Dalam kesadaran moral universal, manusia tidak boleh dinilai berdasarkan kecacatannya. Pengguguran kandungan selektif sejatinya adalah pelanggaran hak asasi manusia yang serius.Â
Bukankah seharusnya, janin yang lemah karena cacat genetik justru harus mendapatkan perhatian lebih, bukan malah digugurkan? Ini adalah prinsip vulnerabilitas: kita yang kuat wajib secara moral melindungi janin yang lemah.Â
Di Indonesia, pengaturan tentang pengguguran kandungan dimuat dalam UU No.36 Tahun 2009 tentang Kesehatan dan Kitab Undang-Undang Hukum Pidana (KUHP).

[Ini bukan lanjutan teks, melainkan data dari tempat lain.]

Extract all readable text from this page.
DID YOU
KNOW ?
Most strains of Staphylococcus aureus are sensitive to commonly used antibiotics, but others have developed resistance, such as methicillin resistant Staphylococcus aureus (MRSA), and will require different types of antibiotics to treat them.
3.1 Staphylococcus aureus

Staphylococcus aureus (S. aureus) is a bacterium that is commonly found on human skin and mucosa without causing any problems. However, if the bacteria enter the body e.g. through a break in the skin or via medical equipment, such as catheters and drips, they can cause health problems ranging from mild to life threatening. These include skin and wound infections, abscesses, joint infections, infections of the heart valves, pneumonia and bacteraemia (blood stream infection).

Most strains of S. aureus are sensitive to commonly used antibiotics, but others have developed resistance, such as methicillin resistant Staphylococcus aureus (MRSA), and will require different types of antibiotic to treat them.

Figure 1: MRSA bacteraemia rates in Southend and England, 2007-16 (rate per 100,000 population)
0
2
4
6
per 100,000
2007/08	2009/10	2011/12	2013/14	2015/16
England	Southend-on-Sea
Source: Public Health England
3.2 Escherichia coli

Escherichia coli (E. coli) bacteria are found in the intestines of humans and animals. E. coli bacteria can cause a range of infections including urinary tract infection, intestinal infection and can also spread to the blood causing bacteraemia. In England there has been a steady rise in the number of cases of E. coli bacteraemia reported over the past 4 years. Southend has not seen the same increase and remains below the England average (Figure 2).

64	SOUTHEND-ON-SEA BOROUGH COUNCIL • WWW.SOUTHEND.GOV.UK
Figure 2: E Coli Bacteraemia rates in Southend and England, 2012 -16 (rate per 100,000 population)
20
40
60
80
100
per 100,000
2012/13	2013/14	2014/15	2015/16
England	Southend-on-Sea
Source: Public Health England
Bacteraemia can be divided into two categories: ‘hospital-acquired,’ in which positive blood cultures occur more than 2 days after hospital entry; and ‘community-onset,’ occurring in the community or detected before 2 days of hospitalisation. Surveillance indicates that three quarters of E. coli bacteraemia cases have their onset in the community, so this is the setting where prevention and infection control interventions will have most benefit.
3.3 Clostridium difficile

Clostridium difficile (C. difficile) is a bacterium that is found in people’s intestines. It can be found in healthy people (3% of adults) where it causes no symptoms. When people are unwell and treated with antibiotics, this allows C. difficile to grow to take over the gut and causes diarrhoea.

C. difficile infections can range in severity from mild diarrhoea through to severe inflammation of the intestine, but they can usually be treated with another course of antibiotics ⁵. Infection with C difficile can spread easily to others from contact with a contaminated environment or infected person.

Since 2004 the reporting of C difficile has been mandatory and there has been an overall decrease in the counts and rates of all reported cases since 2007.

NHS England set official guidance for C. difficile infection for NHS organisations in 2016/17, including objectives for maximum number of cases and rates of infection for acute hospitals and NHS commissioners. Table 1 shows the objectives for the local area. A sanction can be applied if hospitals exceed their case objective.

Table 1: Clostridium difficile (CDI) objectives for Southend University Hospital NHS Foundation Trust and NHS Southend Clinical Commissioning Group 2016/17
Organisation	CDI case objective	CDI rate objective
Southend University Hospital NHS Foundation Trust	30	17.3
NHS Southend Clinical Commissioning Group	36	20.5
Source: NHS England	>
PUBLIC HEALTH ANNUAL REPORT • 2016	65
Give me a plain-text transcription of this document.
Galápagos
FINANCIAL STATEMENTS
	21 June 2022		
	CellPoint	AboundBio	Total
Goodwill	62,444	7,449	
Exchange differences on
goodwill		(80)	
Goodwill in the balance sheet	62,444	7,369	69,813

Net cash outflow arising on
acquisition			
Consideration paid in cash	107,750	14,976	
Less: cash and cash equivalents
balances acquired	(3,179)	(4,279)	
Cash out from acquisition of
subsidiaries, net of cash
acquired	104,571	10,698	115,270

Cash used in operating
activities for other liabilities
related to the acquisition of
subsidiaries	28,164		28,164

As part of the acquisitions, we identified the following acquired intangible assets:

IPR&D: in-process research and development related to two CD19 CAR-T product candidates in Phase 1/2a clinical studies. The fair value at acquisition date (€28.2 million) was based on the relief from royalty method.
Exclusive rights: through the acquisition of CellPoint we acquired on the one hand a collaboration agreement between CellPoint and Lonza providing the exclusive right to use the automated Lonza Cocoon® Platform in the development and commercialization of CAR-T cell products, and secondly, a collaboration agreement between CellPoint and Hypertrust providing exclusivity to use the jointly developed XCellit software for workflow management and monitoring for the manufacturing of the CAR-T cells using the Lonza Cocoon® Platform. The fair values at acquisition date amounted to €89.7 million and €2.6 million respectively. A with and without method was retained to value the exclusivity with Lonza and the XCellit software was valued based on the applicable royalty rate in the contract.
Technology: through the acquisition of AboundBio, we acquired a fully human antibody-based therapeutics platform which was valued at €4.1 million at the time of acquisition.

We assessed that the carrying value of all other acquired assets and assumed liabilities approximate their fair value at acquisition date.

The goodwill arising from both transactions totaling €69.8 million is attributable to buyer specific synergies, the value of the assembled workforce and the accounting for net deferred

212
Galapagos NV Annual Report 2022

Pada umumnya, semua orang dilarang melakukan pengguguran kandungan.
Berdasarkan pasal 75 UU Kesehatan, disebutkan hanya terdapat dua kondisi pengecualian untuk dilakukannya pengguguran kandungan dengan alasan medis:
- Yang pertama, adanya indikasi darurat kesehatan pada usia dini kehamilan yang mengancam nyawa ibu dan/atau janin, janin menderita kelainan genetik berat, atau cacat bawaan yang tidak dapat disembuhkan sehingga sulit bagi janin untuk bertahan hidup di luar kandungan.
- Kondisi kedua adalah kehamilan akibat pemerkosaan yang menyebabkan trauma.
Pengguguran kandungan yang dilakukan di luar dari kondisi di atas adalah ilegal. Sebagaimana dicantumkan dalam pasal 194 UU Kesehatan, yaitu tiap orang yang terlibat tindakan pengguguran kandungan  ilegal dapat dipidana penjara maksimal 10 tahun dan denda maksimal sebesar Rp. 1 miliar.
Secara khusus untuk kondisi pengguguran kandungan akibat pemerkosaan, diuraikan lebih lanjut dalam Peraturan Pemerintah No. 61 Tahun 2014 tentang Kesehatan Reproduksi atau PP Kespro sebagai aturan pelaksana UU Kesehatan.
Syarat pengguguran kandungan dalam aturan itu disebutkan pada pasal 31, yaitu hanya dapat dilakukan pada usia kehamilan paling lama 40 hari dihitung dari hari pertama haid terakhir (HPHT) berdasarkan surat keterangan dokter. Selain itu, dalam pasal 34 (2b) juga disebutkan mengenai syarat menjalani pengguguran kandungan adalah keterangan penyidik, psikolog, atau ahli lain yang membenarkan dugaan telah terjadi pemerkosaan.
Jutaan Kisah, Satu Muara
Tiga kisah di atas hanyalah sebagian kecil dari kisah para wanita yang berhadapan dengan pilihan amat sulit untuk menggugurkan kandungan mereka.
Dalam sebagian besar kasus, pihak wanita lah yang selalu menjadi korban. Para wanita sering kali menjadi pihak yang didesak pihak pria dan pihak keluarga besar untuk melakukan pengguguran kandungan.
Perasaan wanita yang lebih sensitif dan nurani yang tak bisa dibohongi akan menggemakan rasa bersalah yang sering muncul, "Mengapa aku tega menggugurkan anakku sendiri?" Amat sering terjadi, rasa bersalah itu terus menghantui pihak wanita berpuluh tahun setelah peristiwa pengguguran kandungan terjadi.